In the wake of Jim Tressel’s resignation from Ohio State, many Penn State fans have found themselves feeling very fortunate that OSU quarterback Terrelle Pryor snubbed his home state team three years ago to go play for the Buckeyes (an opinion summarized here).
Pryor, a life-long PSU fan and one of the most highly-touted recruits in recent memory as a prep star at Jeannette High in Western PA, became the poster boy for the “Joe Must Go” crowd when he escaped from the Lions’ backyard and signed with their most hated (and succesful) rival. “He’s too old to recruit with the best”, they cried. “He’s out of touch; young kids can’t relate to him”, or “Our offense is too old-school; the top offensive players won’t come play here.”
Well, now that Pryor appears to be one of the main perpetrators of a scandal that has cost Tressel his job, has inflicted serious damage to the reputation of the OSU program and university, and will most likely have serious long-term consequences in terms of NCAA punishment, PSU fans can’t be blamed for feeling lucky that Pryor didn’t wreak his havoc in Happy Valley. But here’s the truth of the matter that Joe Pa is too good of a guy to say for himself: it ain’t luck.
Yes, by all accounts, Joe and his coaching staff badly wanted Pryor to come play for them. Why wouldn’t they? He was a supreme talent with little to no off-the-field baggage. He volunteered at a service organization in high school, got good grades, and was voted class president as a senior. PSU was on him hard from the beginning of his recruitment until the day he committed to the Buckeyes.
But, it is not at all safe to assume that Pryor would have acted in a similar fashion at PSU as he has at OSU. Yes, Penn State football players have had plenty of run-ins with law enforcement over the past decade or so, like just about all programs. But, PSU is one of only TWO BCS programs (Stanford is the other) that has never committed a single NCAA infraction. If you don’t think that has a TON to do with the man that has run the program for nearly the past half-century, you’re crazy.

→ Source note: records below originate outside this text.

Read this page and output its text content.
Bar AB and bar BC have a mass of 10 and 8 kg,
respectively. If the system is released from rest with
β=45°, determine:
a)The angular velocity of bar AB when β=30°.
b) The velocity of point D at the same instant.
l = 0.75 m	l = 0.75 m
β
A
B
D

College football has become a billion-dollar business and an obsession across large swaths of the country, so no coach can completely micromanage every aspect of their program and know exactly what all their assistant coaches, players, and anyone with access to those coaches and players, are doing behind the scenes. But the head coach sets the tone, makes the decisions on who to trust for his coaching staff, and makes sure his players know what is expected of them and what the consequences are for missteps. Jim Tressel clearly failed at this.

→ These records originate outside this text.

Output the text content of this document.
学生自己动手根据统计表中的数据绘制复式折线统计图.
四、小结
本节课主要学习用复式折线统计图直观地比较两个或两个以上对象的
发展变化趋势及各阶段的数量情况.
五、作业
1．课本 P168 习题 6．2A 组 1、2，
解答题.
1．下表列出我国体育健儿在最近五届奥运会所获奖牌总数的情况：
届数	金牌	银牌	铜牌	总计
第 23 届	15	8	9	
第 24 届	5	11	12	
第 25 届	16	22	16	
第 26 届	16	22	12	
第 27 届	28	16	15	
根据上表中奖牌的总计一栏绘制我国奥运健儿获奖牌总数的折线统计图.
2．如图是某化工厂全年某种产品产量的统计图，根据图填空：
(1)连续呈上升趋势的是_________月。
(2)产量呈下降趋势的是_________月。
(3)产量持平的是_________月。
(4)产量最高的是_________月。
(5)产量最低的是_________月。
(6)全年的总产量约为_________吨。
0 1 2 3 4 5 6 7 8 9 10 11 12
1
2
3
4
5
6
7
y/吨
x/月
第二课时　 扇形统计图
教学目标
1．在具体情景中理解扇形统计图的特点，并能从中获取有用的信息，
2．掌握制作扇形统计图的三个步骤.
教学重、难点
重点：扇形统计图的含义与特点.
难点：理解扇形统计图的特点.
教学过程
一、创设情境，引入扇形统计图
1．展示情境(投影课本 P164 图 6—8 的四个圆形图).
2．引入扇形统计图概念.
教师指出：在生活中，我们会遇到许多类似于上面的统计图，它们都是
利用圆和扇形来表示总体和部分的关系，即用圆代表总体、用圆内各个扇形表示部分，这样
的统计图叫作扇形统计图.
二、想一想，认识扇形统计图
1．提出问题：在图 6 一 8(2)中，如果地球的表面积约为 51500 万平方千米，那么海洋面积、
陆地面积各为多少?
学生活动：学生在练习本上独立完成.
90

This is just speculation, but surely Pryor had conversations with players and alumni at both PSU and OSU before making his decision. If he is the kind of guy that is looking for “something extra”, to go along with his scholarship (which it certainly seems like he is), it’s not far-fetched to imagine that he got the impression that things like cheap (or free?) cars and tattoos were more likely to come his way in Columbus than in State College.
I’ll leave the moralizing on the state of collegiate athletics to someone else. I’m also not here to trumpet the wholesomeness and character-building accomplishments of Paterno. I think he does deserve a ton of admiration for being the quality person that he is, but there are certainly other coaches in major athletics that are his equal in terms of character and ethics. But, how many of them have won as much as he has?
In the end, the Ohio St.-Tressel-Pryor fiasco should serve to shed a light on how smart and capable Joe Pa is. Everyone would agree that head coach of a BCS conference football team is an incredibly difficult job. In order to do it for a long period of time, you have to win and you have to do it the right way. Slip up, and you’re out. And that means being accountable for the actions of dozens of young men, a large coaching staff, and other hangers-on. Bobby Bowden and Rich Rodriguez couldn’t keep winning. Pete Carroll and Jim Tressel couldn’t keep clean. Joe Paterno has been smart enough to figure out how to do both, he’s done it better than anyone, and that’s why he sits atop them all with 401 career wins. Luck’s got nothing to do with it.